Die Freiheit des Fluxus: Das Festival der jungen Talente gastiert im Hafen Offenbach

„What Happens in Offenbach stays in Offenbach“: Zum 7. Mal richtet der Verein für Kunstförderung Rhein-Main das Festival junger Talente aus, das jungen Künstler aus unterschiedlichen Disziplinen eine Plattform gibt und im Wechsel in Frankfurt und in Offenbach stattfindet. Zum zweiten Mal mit der ordnenden Hand einer Kuratorin. In diesem Jahr wurde die Niederländerin Roos Gortzak eingeladen, die bereits in New York, Amsterdam, Basel und Karlsruhe aktiv war. Bevor sie ab Oktober die Leitung des SBKM im Niederländischen Middelburg übernimmt, hat sie seit Mai die Ausstellung in Offenbach konzipiert und in der Kürze der Zeit Studenten von sechs unterschiedlichen Hochschulen (Hochschule für Gestaltung HfG, Städelschule Hochschule für Musik und Darstellende Kunst HfMDK, Goethe-Universität und Justus Liebig Universität in Gießen) zusammengebracht. „Ich interessiere mich mehr für den Prozess und den Moment des Entstehens“, sagt Gortzak über ihre Arbeit. Sie bat 12 befreundete Künstler um „Instructions“ für ihre Seminarklassen, 8 kamen ihrer Bitte nach.
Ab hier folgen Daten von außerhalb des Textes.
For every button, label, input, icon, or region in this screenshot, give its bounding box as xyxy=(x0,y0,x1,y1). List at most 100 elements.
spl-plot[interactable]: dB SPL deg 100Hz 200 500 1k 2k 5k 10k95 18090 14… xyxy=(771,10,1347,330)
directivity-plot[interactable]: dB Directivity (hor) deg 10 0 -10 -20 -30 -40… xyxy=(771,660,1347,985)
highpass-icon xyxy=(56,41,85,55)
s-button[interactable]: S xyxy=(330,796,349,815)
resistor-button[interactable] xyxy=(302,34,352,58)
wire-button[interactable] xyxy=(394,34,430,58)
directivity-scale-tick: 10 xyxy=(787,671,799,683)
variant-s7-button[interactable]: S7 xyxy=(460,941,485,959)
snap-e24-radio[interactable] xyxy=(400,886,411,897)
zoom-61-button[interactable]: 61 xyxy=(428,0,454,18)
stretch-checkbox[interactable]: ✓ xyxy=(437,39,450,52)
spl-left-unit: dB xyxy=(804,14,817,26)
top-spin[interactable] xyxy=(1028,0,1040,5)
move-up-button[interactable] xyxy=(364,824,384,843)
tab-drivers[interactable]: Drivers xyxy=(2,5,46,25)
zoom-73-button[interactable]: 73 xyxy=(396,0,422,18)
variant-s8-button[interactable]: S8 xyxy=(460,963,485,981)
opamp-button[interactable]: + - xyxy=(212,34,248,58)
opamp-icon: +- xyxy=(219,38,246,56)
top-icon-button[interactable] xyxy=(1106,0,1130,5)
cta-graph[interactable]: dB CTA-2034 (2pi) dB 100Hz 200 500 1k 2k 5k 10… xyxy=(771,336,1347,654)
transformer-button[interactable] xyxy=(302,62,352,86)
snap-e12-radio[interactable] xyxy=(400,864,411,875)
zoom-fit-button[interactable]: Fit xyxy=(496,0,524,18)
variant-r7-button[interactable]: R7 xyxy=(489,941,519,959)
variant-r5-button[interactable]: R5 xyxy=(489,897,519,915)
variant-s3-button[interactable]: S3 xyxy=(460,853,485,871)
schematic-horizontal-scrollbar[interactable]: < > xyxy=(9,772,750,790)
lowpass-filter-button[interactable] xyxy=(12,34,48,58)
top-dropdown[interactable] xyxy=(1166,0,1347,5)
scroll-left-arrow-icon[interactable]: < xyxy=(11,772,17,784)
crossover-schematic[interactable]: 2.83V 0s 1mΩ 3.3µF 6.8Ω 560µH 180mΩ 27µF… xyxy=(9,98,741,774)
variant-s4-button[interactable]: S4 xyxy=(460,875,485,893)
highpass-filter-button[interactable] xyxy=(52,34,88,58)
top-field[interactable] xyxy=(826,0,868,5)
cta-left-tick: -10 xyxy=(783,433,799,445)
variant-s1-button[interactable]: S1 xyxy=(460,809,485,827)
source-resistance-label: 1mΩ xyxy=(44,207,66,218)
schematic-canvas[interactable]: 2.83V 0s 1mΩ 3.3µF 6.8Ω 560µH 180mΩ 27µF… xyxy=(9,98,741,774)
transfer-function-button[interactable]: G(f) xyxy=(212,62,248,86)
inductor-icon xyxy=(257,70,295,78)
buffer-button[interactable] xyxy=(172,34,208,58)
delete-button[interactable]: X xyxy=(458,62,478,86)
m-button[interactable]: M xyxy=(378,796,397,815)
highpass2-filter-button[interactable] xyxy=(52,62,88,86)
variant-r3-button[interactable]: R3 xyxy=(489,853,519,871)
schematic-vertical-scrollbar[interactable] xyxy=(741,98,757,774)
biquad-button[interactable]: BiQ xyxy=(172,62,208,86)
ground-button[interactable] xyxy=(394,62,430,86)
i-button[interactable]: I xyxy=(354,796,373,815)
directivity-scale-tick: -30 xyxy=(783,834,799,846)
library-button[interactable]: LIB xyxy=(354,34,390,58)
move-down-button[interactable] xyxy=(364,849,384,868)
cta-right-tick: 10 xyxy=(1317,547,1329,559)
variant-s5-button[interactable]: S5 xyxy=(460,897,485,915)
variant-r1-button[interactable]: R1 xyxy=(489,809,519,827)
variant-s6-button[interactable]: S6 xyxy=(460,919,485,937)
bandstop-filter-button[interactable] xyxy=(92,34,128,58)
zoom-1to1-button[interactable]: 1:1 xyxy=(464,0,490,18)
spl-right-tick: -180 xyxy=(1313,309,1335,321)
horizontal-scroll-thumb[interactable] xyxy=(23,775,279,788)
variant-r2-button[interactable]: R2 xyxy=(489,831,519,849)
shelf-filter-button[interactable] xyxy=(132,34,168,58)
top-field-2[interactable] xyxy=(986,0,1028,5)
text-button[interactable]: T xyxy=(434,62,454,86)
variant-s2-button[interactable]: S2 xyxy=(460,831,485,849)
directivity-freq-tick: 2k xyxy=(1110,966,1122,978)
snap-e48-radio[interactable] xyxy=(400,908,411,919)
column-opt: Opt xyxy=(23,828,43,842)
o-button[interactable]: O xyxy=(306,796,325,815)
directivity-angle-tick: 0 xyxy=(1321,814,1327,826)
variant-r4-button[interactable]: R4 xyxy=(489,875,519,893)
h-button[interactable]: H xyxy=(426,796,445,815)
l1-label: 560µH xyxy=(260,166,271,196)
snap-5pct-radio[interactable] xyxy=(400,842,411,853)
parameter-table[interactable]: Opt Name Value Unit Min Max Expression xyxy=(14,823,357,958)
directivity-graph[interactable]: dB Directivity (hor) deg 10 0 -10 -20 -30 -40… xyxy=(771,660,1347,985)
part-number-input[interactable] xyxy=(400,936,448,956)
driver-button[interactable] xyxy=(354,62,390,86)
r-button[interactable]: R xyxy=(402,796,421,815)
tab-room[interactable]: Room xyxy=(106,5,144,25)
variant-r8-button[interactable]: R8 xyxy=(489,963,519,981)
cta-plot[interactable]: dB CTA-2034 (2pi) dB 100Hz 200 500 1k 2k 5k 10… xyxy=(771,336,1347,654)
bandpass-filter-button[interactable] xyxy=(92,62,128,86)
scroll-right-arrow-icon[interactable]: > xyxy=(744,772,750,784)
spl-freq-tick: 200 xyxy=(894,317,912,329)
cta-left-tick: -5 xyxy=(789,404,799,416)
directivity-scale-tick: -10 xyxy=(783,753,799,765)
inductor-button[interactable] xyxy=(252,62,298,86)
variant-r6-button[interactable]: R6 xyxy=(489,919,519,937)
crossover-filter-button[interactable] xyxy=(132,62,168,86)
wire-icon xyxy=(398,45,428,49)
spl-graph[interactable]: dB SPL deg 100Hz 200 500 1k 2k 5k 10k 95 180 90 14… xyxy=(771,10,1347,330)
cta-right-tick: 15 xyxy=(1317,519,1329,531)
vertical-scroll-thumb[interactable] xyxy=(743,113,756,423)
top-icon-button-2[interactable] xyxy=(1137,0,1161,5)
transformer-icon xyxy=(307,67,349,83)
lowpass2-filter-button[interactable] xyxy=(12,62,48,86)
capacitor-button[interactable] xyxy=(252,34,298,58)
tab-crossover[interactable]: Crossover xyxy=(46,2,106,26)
Diese Instructions lieferten die Grundlage für vier Seminare mit 60 Studierenden, die Gortzak aus 90 Bewerbungen eingeladen hatte. „Das war eine tolle Chance zum Dialog“, findet die Frankfurter Künstlerin Adrian Williams, die einen der Workshops leitete, „der Austausch war der wertvollste Teil des Projektes“.

Denn spätestens seit dem zweiten Seminar hatten sich die Instructions der Künstler verselbstständig und so ist am Wochenende auch keine Arbeit zu sehen, die beispielsweise „Conversation of sleeves“ oder „Do something based on never say never“ 1:1 umsetzt. „What Happens in Offenbach stays in Offenbach“ versammelt unterschiedliche Interpretationen und Weiterentwicklungen, „die auf der Hafeninsel ideal verortet sind“, findet Galeristin Heike Strelow vom Verein für Kunstförderung Rhein-Main. Und viel Unterstützung erfahren haben. Nicht nur seitens der zahlreichen Förderer und Sponsoren, sondern auch mit viel Engagement: unzählige Gespräche habe sie geführt, berichtet Lisa Hopf, die an der HfG bei Heiner Blum experimentelle Raumkonzepte studiert, bevor sie ein Pianino in die Tiefgarage eines der Neubauten an der Hafenmole einmauern konnte. „Der Architekt war grundsätzlich offen für die Idee, aber es war nicht einfach“. Jetzt allerdings sei aus „einem Nichtort ein Monument geworden“, so Gortzak, der zudem an die Idee des Bauopfers anknüpfe.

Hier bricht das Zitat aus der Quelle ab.